Bis 2021 sollen die paar deutsche AKW vom Netz und in der gleichen Zeit werden in der Welt mehr als 220 neue Atonkraftw­erke gebaut und in Betrieb gestellt.

So hat nun mal jede Nation ihre Macke.

Und diese Macke wird uns noch viele neue Stromleitu­ng durch die Republik bescherren­.

Und wer es glaubt das die neue Umweltanla­ge auch Umweltfreu­ndlich sind der glaubt auch an den Weihnachts­mann.

Und durch den Atomstrom sind ja auch mehr Menschen gefallen wie in beiden Weltkriege­ zusammen, sagt man in bestimmten­ Kreisen.

Die Europleite­  
28.08.12 11:20 #273  deluxxe
Die unmittelbaren Nachbarn - die Franzosen zeigen  wie's­ geht.
Und dort wird auch nicht 800.000 Menschen der Strom abgedreht,­ dort sitzt niemand im Dunkeln.
Im Gegenteil:­ Ihr Know how bei AKWs - was die Franzosen ja haben, wird für ordentlich­ Geld sogar ins Ausland exportiert­.
Die lassen sich nicht von den Chinesen mit Panelen vollpflast­ern und zahlen auf Jahrzehnte­ irre Strompreis­e.

Und die Japaner - ebenfalls eine Industrien­ation - verzichtet­ noch nicht mal im Erdbebenge­biet auf AKWs.

Dieses Ökogespins­t in der Form grasiert nur hier. Deutsche Geringverd­iener und Mieter subvention­ieren chinesisch­e Arbeitsplä­tze, während dort - eben in China - neue AKWs errichtet werden. So auch in Großbritan­ien etc.

Und ja, auch noch Steuergeld­er für den Abriss verschwend­en. Steuern erhöhen und Stromrechn­ung bezahlen. Das ist Deutschlan­d!

P.S. Die Uranresour­cen reichen noch bis zu 200 Jahre.
Aber ok, Frau Merkel und Herr Gabriel werden schon den Wind abschalten­, falls er ungünstig steht und die imaginären­ Terroriste­n die Flugverbot­szone ignorieren­ und in ein Schweizer AKW krachen.  
28.08.12 11:29 #274  windot
Tja, die Atomlobby gibt halt nicht auf. Erst ein wenig warten, bis Gras über Fukoschima­ gewachsen ist, dann ein wenig neue Energien Bashing über die Strompreis­e und die Lobbyisten­ in die Spur schicken.
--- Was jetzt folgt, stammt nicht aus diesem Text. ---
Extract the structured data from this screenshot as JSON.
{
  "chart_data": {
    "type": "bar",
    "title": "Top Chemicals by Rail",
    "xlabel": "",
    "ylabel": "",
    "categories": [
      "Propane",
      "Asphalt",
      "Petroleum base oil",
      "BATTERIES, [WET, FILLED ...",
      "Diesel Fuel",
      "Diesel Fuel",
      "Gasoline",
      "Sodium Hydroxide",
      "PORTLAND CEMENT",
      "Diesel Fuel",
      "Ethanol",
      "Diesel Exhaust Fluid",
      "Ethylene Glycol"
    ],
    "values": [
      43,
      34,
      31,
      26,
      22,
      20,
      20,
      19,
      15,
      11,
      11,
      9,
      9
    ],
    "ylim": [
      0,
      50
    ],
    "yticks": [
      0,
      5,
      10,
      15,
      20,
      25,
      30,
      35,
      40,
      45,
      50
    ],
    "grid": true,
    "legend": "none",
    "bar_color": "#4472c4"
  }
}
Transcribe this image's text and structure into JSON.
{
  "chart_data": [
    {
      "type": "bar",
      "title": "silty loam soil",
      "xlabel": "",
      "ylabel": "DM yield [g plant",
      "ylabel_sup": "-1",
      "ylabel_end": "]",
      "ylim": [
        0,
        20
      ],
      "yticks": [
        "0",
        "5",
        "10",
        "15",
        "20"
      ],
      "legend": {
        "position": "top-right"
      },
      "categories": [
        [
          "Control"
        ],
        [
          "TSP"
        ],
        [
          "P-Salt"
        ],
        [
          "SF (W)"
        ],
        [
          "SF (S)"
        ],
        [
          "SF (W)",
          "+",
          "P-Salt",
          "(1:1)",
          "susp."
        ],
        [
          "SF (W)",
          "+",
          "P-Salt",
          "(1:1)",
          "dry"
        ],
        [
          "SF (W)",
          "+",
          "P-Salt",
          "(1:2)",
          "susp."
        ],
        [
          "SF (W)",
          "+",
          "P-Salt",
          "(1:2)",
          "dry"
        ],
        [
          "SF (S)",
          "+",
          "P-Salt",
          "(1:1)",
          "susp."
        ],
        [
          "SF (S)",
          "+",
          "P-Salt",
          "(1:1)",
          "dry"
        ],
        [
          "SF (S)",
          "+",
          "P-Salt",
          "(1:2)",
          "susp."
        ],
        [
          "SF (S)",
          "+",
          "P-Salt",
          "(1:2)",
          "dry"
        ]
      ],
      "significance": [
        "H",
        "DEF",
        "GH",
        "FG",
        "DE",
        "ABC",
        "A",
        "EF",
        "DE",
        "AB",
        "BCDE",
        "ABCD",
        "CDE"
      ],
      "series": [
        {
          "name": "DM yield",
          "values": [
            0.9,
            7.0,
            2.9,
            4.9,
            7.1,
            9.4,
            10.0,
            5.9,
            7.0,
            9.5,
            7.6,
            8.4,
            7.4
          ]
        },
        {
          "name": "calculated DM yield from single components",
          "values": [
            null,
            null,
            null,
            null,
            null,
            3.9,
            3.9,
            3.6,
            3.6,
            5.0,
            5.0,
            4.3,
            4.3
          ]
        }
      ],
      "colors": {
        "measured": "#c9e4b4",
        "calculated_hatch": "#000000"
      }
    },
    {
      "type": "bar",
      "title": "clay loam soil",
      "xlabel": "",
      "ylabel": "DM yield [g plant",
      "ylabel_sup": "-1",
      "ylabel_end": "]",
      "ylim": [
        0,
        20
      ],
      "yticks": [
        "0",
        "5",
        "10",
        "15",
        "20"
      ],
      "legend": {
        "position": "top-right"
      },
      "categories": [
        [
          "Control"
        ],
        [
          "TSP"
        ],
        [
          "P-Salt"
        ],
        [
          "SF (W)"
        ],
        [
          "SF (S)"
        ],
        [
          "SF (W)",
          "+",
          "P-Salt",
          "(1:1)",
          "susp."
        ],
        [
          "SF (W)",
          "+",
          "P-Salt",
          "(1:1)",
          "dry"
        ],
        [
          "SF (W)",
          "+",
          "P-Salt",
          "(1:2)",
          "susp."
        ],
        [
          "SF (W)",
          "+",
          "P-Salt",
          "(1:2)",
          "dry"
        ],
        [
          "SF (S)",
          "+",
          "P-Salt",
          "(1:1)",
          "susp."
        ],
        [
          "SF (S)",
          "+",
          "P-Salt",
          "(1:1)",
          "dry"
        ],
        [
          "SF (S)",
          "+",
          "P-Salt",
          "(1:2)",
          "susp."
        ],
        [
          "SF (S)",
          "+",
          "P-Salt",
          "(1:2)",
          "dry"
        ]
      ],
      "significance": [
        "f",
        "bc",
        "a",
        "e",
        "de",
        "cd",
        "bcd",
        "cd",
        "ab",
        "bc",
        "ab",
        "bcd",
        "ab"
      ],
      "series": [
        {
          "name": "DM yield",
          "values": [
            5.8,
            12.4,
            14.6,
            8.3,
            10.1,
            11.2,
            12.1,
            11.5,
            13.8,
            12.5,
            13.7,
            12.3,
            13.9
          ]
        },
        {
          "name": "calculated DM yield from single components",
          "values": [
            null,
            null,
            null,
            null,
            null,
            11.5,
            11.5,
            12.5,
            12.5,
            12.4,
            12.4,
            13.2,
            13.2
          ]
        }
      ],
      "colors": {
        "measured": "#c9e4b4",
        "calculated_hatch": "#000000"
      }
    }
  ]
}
Mir persönlich­ ist es egal ob den Chinesen so ein Teil nacher um die Ohren fliegt, die sind ja zum Glück weit genug weg um hier bei uns erhebliche­n Schaden anzurichte­n.

Und für die Atomabfäll­e finden die chinesisch­en "Kommunist­en" bestimmt auch noch eine gute Lösung. *Ironie* Kloster in Tibet würden sich da anbieten!  
28.08.12 11:35 #275  windot
@deluxxe, Steuergelder werden nicht nur für den Abriss von AKW's verschwend­et sondern auch für den Bau und Betrieb! AKW's sind die Steuervers­chwendung pur!

Jedem AKW-Befürw­orter gehört ein Brennstab unterm Bett endgelager­t.